Care delivery and integration
Wearable adoption by patients in their health care will also be driven by their belief that such usage will have an impact on their care experience. How does the introduction of wearable devices that monitor activity impact treatment selection, treatment effectiveness, management of disease, and patient-doctor communication? Personal data collection offers the potential for greater patient-provider collaborations, but will require patient (and provider) confidence about the usefulness of the data in treatment planning. As seen with the rollout of electronic health records, providers may not welcome yet another data source due to concerns about additional pressures on their time, reimbursement, and workflow .
Wearable devices may provide insight into the progression and impact of illnesses and may provide insights with conditions in which activity levels or movement may be compromised, e.g., multiple sclerosis, depression, rheumatoid arthritis, pain, and chronic obstructive pulmonary disease. Does the use of this data affect the understanding of disease trajectory, symptom severity, and progression? Can this data ultimately affect disease-related quality of life and treatment effectiveness? Ultimately, patients and their providers will more likely consider wearable data if it impacts outcomes.

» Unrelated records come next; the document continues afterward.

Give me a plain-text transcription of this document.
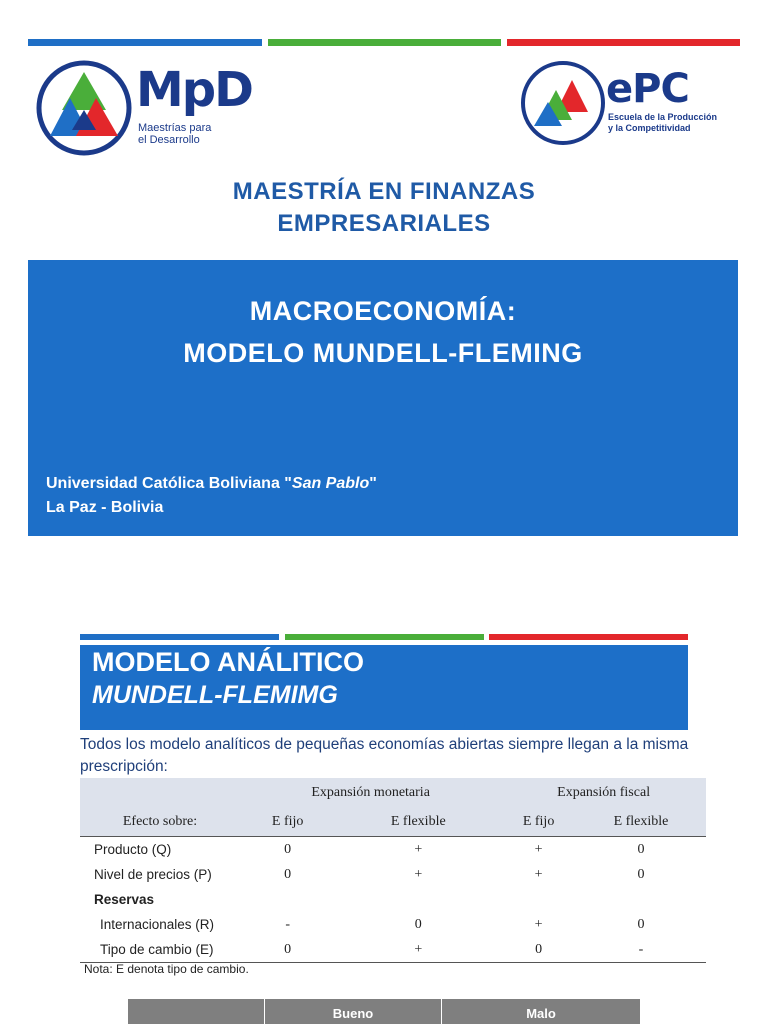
MpD
Maestrías para
el Desarrollo
ePC
Escuela de la Producción
y la Competitividad
MAESTRÍA EN FINANZAS
EMPRESARIALES
MACROECONOMÍA:
MODELO MUNDELL-FLEMING
Universidad Católica Boliviana "San Pablo"
La Paz - Bolivia
MODELO ANÁLITICO
MUNDELL-FLEMIMG
Todos los modelo analíticos de pequeñas economías abiertas siempre llegan a la misma prescripción:
	Expansión monetaria		Expansión fiscal	
Efecto sobre:	E fijo	E flexible	E fijo	E flexible
Producto (Q)	0	+	+	0
Nivel de precios (P)	0	+	+	0
Reservas				
Internacionales (R)	-	0	+	0
Tipo de cambio (E)	0	+	0	-
Nota: E denota tipo de cambio.
Bueno	Malo
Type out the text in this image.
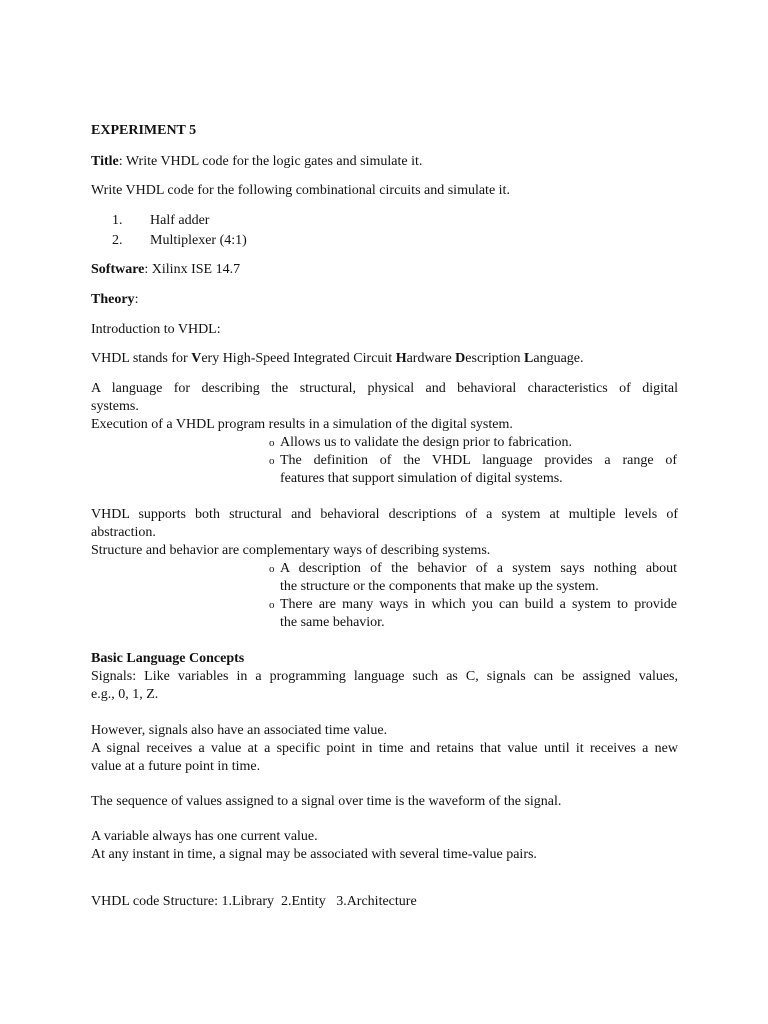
EXPERIMENT 5
Title: Write VHDL code for the logic gates and simulate it.
Write VHDL code for the following combinational circuits and simulate it.
1. Half adder
2. Multiplexer (4:1)
Software: Xilinx ISE 14.7
Theory:
Introduction to VHDL:
VHDL stands for Very High-Speed Integrated Circuit Hardware Description Language.
A language for describing the structural, physical and behavioral characteristics of digital
systems.
Execution of a VHDL program results in a simulation of the digital system.
o Allows us to validate the design prior to fabrication.
o The definition of the VHDL language provides a range of
features that support simulation of digital systems.
VHDL supports both structural and behavioral descriptions of a system at multiple levels of
abstraction.
Structure and behavior are complementary ways of describing systems.
o A description of the behavior of a system says nothing about
the structure or the components that make up the system.
o There are many ways in which you can build a system to provide
the same behavior.
Basic Language Concepts
Signals: Like variables in a programming language such as C, signals can be assigned values,
e.g., 0, 1, Z.
However, signals also have an associated time value.
A signal receives a value at a specific point in time and retains that value until it receives a new
value at a future point in time.
The sequence of values assigned to a signal over time is the waveform of the signal.
A variable always has one current value.
At any instant in time, a signal may be associated with several time-value pairs.
VHDL code Structure: 1.Library  2.Entity   3.Architecture
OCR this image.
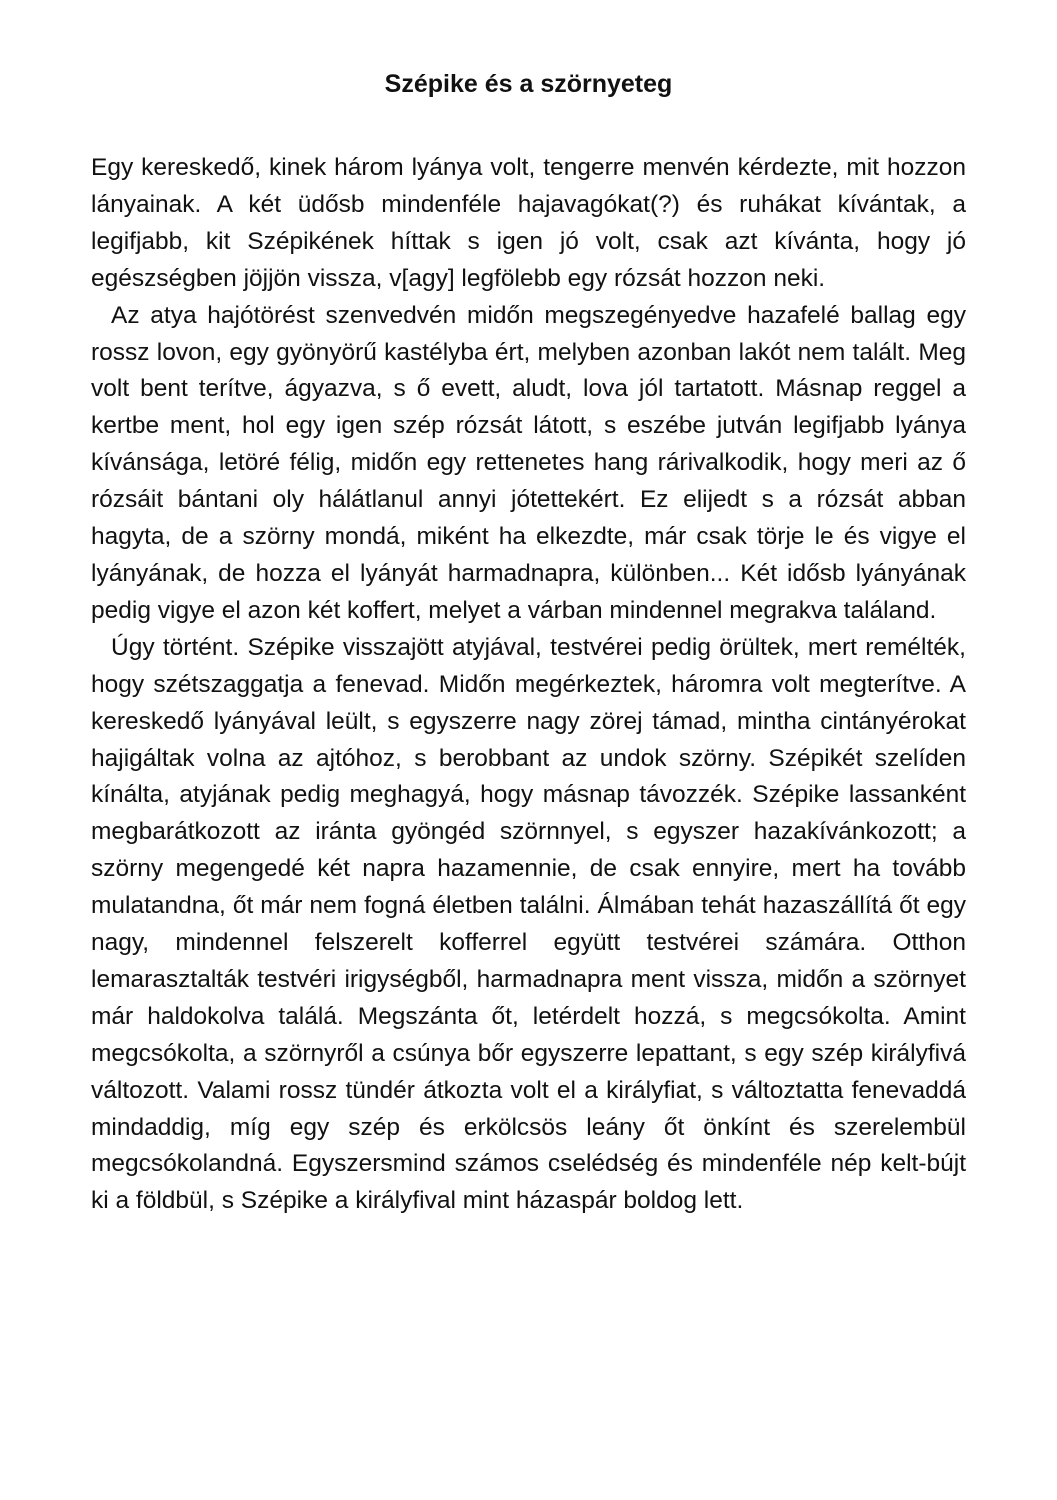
Szépike és a szörnyeteg

Egy kereskedő, kinek három lyánya volt, tengerre menvén kérdezte, mit hozzon lányainak. A két üdősb mindenféle hajavagókat(?) és ruhákat kívántak, a legifjabb, kit Szépikének híttak s igen jó volt, csak azt kívánta, hogy jó egészségben jöjjön vissza, v[agy] legfölebb egy rózsát hozzon neki.

Az atya hajótörést szenvedvén midőn megszegényedve hazafelé ballag egy rossz lovon, egy gyönyörű kastélyba ért, melyben azonban lakót nem talált. Meg volt bent terítve, ágyazva, s ő evett, aludt, lova jól tartatott. Másnap reggel a kertbe ment, hol egy igen szép rózsát látott, s eszébe jutván legifjabb lyánya kívánsága, letöré félig, midőn egy rettenetes hang rárivalkodik, hogy meri az ő rózsáit bántani oly hálátlanul annyi jótettekért. Ez elijedt s a rózsát abban hagyta, de a szörny mondá, miként ha elkezdte, már csak törje le és vigye el lyányának, de hozza el lyányát harmadnapra, különben... Két idősb lyányának pedig vigye el azon két koffert, melyet a várban mindennel megrakva találand.

Úgy történt. Szépike visszajött atyjával, testvérei pedig örültek, mert remélték, hogy szétszaggatja a fenevad. Midőn megérkeztek, háromra volt megterítve. A kereskedő lyányával leült, s egyszerre nagy zörej támad, mintha cintányérokat hajigáltak volna az ajtóhoz, s berobbant az undok szörny. Szépikét szelíden kínálta, atyjának pedig meghagyá, hogy másnap távozzék. Szépike lassanként megbarátkozott az iránta gyöngéd szörnnyel, s egyszer hazakívánkozott; a szörny megengedé két napra hazamennie, de csak ennyire, mert ha tovább mulatandna, őt már nem fogná életben találni. Álmában tehát hazaszállítá őt egy nagy, mindennel felszerelt kofferrel együtt testvérei számára. Otthon lemarasztalták testvéri irigységből, harmadnapra ment vissza, midőn a szörnyet már haldokolva találá. Megszánta őt, letérdelt hozzá, s megcsókolta. Amint megcsókolta, a szörnyről a csúnya bőr egyszerre lepattant, s egy szép királyfivá változott. Valami rossz tündér átkozta volt el a királyfiat, s változtatta fenevaddá mindaddig, míg egy szép és erkölcsös leány őt önkínt és szerelembül megcsókolandná. Egyszersmind számos cselédség és mindenféle nép kelt-bújt ki a földbül, s Szépike a királyfival mint házaspár boldog lett.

As physical activity tracking research evolves, the challenges in clinical measurement, adherence, privacy, and clinical integration need to be addressed before these devices are broadly adopted as clinical and self-management tools. The following research and clinical directions are being adopted by PLM and other organizations. First, the measurement need perceived by patients will define the creation and use of the appropriate wearable sensor systems. Rather than focus on retrofitting fitness wearables for medical applications, we believe that enabling patients to voice their needs will encourage the development of devices more attuned to chronic health needs. This will place greater emphasis on a user’s experience in tracking their chronic disease and potentially improve overall user engagement. Second, the data from wearable activity trackers will be increasingly understood in relation to established disease-specific clinical measures and assessments. For example, activity and mobility wearable data in multiple sclerosis will be understood in the context of measures such as the 6-Minute Walk Test . This paves the way for provider acceptance of the data in clinical encounters. Device usage becomes part of the ‘prescription’ and patients share data as part of a treatment plan . Third, as wearable sensors aim for increased sophistication, validation best practices will need to be established and new alliances will emerge. Project HoneyBee, for example, is evaluating the cost effectiveness of consumer physiological monitoring with heart disease, chronic obstructive pulmonary disease, atrial fibrillation, mobility, gait monitoring in hydrocephalus, and diabetes . The Health Data Exploration project, with support from the Robert Wood Johnson Foundation , is bringing together researchers and industry to address key issues such as methodology, ethics, intellectual property, and intersections between data types. Fourth, wearables will be regarded as facilitators rather than drivers of change in health behavior . The development of chronic disease behavior change programs that utilize activity and other measurements offer a more organized and engaging experience than use of the device alone.